昔、荒川玄太(宮城)を称して「天災と玄太は気がつかないときにやってくる」と本紙評論家の故・川上信定さんが言っていたものだが「気がつかない」時に来るにしても力がないと追い込んではこれない。どこのコースでも突っ込む気力がないと駄目。玄太も久米も、その点は潜在能力があるから「穴男」になれたのだ。
久米は平成4年6月にデビュー。防府のプロ初戦は1着だが、A級優勝まで3年半、S級優勝はそのあと6年、平成13年10月の四日市だった。
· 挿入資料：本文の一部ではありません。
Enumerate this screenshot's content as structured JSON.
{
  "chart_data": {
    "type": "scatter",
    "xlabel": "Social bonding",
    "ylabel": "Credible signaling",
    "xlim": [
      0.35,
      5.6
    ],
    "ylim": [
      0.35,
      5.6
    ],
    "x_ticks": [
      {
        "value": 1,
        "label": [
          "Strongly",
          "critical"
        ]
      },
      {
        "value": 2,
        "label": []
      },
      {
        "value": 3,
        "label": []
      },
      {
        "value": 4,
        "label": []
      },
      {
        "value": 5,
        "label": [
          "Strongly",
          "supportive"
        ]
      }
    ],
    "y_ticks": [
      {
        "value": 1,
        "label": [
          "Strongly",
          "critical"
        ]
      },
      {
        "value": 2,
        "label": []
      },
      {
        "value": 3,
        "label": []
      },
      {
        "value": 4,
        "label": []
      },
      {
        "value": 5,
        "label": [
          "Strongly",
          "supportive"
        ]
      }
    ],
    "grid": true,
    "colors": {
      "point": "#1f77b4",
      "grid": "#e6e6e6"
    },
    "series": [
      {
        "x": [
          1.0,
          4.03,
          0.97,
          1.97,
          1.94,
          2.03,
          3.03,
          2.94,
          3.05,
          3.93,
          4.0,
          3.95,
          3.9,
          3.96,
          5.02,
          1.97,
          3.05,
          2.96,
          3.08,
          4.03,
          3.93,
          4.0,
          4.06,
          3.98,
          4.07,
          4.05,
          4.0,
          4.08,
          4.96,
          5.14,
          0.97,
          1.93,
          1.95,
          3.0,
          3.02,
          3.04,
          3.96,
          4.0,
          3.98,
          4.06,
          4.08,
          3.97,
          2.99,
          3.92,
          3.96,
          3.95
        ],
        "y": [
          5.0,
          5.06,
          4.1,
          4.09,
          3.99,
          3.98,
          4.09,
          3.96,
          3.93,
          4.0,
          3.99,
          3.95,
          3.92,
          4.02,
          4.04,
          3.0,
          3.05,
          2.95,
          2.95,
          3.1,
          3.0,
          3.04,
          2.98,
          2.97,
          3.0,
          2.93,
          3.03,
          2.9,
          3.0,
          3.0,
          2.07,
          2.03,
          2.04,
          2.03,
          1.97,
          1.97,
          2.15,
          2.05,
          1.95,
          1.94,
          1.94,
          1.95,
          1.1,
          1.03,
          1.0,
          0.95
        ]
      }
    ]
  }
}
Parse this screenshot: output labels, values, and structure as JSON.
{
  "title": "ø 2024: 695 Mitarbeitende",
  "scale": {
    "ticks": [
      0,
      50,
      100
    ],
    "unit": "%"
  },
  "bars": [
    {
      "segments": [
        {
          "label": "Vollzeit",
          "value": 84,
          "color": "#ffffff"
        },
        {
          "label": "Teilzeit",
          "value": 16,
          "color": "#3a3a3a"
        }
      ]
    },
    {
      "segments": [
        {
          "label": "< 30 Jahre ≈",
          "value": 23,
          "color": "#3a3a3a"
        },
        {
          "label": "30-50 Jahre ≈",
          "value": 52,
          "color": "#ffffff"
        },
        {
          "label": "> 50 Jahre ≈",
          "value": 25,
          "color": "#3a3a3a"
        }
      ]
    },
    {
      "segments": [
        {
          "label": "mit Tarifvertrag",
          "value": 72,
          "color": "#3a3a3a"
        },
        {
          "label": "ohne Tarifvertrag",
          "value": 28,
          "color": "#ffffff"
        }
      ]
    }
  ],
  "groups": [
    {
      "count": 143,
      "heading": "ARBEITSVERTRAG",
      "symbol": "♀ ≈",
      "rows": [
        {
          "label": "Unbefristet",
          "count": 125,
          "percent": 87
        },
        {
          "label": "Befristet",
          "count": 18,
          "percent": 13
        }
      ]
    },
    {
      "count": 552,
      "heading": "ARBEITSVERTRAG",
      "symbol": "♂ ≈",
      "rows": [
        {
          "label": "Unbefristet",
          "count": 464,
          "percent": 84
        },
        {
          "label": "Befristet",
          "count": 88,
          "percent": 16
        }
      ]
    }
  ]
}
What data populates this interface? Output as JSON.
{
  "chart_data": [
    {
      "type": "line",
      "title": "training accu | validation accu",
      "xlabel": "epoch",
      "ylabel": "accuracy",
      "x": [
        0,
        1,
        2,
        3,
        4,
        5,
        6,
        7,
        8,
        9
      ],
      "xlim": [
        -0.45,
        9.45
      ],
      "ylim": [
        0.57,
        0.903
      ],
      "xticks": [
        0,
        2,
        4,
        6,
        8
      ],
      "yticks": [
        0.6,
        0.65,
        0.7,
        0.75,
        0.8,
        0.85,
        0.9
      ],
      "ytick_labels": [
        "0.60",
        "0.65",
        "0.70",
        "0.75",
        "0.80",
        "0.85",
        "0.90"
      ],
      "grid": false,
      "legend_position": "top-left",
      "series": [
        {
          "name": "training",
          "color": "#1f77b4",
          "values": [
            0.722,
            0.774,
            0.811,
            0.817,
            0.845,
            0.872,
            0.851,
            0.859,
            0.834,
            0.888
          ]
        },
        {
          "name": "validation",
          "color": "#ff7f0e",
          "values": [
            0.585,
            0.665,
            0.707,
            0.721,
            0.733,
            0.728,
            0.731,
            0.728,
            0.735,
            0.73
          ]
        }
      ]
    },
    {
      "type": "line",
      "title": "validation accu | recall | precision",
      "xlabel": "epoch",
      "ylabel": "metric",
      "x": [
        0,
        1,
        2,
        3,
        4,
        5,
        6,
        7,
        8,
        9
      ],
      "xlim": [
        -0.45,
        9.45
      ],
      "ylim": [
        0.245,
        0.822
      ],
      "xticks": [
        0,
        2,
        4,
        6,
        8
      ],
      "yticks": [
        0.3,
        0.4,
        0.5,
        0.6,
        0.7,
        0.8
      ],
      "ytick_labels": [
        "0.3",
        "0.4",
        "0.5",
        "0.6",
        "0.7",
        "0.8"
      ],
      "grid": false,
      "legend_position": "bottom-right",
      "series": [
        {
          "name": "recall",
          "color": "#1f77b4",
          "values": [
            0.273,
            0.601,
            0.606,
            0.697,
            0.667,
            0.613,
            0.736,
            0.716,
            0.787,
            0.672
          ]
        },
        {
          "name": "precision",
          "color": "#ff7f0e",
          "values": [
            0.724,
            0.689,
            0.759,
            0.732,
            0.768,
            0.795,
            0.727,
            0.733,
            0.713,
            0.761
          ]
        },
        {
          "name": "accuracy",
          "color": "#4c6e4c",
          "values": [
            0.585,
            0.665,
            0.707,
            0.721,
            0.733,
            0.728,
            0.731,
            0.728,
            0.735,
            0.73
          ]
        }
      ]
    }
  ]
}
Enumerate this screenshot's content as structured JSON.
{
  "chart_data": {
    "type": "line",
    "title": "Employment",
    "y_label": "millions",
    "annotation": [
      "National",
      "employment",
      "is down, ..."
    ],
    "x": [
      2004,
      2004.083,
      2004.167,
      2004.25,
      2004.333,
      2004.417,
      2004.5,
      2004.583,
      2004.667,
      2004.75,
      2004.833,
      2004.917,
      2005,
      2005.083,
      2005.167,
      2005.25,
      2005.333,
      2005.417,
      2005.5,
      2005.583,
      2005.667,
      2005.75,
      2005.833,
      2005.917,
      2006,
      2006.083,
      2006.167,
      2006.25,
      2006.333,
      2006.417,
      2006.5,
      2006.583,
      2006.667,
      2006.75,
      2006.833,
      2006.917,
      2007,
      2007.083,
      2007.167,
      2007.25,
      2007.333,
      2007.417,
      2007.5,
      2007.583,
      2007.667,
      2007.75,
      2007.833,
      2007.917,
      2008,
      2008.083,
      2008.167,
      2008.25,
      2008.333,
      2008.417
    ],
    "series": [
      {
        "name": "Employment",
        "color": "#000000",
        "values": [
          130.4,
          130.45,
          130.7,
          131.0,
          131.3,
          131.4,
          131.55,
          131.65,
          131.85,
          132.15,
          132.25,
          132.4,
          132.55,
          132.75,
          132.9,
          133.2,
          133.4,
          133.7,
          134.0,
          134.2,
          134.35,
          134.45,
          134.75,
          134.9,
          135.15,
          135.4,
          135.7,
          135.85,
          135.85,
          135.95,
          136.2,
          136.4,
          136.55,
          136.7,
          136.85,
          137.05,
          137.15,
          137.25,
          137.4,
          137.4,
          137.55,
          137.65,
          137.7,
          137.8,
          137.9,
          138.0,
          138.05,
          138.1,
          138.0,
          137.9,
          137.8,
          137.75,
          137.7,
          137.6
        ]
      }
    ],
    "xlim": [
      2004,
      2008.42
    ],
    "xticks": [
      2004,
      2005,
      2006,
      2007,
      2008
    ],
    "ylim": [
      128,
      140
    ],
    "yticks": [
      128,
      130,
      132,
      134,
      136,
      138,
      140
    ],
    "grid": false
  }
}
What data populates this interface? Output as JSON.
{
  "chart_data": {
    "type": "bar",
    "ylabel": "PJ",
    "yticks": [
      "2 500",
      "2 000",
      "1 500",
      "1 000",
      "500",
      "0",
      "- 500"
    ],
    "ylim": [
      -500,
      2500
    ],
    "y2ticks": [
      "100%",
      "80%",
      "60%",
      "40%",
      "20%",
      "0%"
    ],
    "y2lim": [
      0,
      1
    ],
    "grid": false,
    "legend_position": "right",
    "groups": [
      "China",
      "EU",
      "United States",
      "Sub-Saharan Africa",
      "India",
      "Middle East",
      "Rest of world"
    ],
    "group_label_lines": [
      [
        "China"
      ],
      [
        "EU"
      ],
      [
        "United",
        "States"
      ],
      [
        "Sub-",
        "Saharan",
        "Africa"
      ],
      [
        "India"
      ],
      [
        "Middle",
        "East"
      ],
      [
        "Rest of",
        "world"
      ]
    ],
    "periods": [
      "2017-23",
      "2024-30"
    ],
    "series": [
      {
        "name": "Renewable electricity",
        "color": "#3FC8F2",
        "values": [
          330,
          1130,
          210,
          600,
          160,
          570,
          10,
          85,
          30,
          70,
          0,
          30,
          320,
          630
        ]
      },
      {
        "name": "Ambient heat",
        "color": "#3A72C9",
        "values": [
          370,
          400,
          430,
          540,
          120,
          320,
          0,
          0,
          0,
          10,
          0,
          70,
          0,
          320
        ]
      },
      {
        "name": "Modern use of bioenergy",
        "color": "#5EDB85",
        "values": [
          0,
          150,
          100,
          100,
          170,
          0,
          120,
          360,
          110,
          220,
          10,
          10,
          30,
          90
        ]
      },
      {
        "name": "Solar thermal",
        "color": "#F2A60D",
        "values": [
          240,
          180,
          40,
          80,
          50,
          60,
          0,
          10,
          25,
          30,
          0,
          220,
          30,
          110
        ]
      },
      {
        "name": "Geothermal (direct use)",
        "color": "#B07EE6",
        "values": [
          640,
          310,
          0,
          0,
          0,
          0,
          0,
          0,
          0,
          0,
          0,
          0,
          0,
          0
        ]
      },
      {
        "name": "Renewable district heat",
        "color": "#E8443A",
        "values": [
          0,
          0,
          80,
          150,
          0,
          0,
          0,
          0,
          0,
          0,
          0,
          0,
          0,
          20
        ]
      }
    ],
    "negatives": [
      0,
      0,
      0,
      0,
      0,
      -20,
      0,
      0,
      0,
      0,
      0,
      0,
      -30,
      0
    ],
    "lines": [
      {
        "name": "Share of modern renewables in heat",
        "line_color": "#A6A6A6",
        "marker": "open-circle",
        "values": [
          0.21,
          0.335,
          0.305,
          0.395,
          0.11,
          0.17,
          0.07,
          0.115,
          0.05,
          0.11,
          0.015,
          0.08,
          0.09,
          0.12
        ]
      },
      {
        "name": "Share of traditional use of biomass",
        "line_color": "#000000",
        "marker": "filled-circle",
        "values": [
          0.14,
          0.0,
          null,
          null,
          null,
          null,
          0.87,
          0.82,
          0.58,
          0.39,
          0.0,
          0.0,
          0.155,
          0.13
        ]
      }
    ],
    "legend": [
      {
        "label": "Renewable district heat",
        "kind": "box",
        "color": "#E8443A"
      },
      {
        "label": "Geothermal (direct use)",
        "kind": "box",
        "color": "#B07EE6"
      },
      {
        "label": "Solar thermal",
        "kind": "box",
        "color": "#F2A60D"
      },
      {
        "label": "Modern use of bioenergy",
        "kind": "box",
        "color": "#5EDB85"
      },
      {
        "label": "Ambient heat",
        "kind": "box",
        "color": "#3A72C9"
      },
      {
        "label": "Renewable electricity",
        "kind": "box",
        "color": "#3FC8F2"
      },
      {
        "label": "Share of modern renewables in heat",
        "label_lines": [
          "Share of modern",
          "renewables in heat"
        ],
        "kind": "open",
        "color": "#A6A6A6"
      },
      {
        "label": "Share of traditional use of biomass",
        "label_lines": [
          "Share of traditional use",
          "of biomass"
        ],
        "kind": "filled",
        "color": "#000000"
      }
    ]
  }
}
まさに「石の上にも3年ならぬ10年」と徐々に強くなり、平成12年からGI、GIIにも選考されはじめた。
平成12年の豊橋ふるダビでは(3)(3)(5)(8)で、一次予選は峯芳暁(栃木)、田川辰二(熊本)の3着。
当時、豊橋は3連単がなかったが、初日はまさにラインなしのばらばらゴール。1、2着が万車券になっていたから3連単があれば10万円以上にはなっていただろう。
大穴を出したのは平成14年の宇都宮・共同通信社杯。(1)(1)(6)(6)と活躍、一次予選では金子貴志の先行をまくった井上貴照(群馬)を大外から追い込んで1着。2着紫原政文(福岡)3着井上で、3連単は10万5220円の大穴となった。
勢いに乗った久米は二次予選も一丸安貴(愛知)を追い込んで2着が小倉竜二(徳島)3着一丸で6万6080円と暴れまくった。
このところの久米は近畿ラインで結構人気になっているが、今年も得意の宇都宮GIIIで(9)(7)(1)(2)と初日特選は惨敗したものの、3日は竹内公亮(岐阜)を使って1着。最終日も沢田義和(兵庫)の2着と、沢田に1/4輪まで詰め寄る出来を見せている。
残念ながらびわこの高松宮記念杯には出られなかったが、7月5日の寛仁親王牌には出場が決まっている。
33バンク向きではないが、平成16年の前橋では最終日に沢田と乗って、沢田が山崎芳仁(福島)の先行をまくって勝っているレースの2着にぴたり流れ込んでいる。山崎にとってはこのシリーズがGI初デビューの場所だった。
師匠の南昇に鍛えられた久米。寛仁親王牌あたりが狙いごろになってくるのではないだろうか。
「石の上にも3年」が座右銘の久米、一戦一戦、戦う姿勢は好感が持てる。また大穴を出して「穴男」の真価を発揮してもらいたいものだ。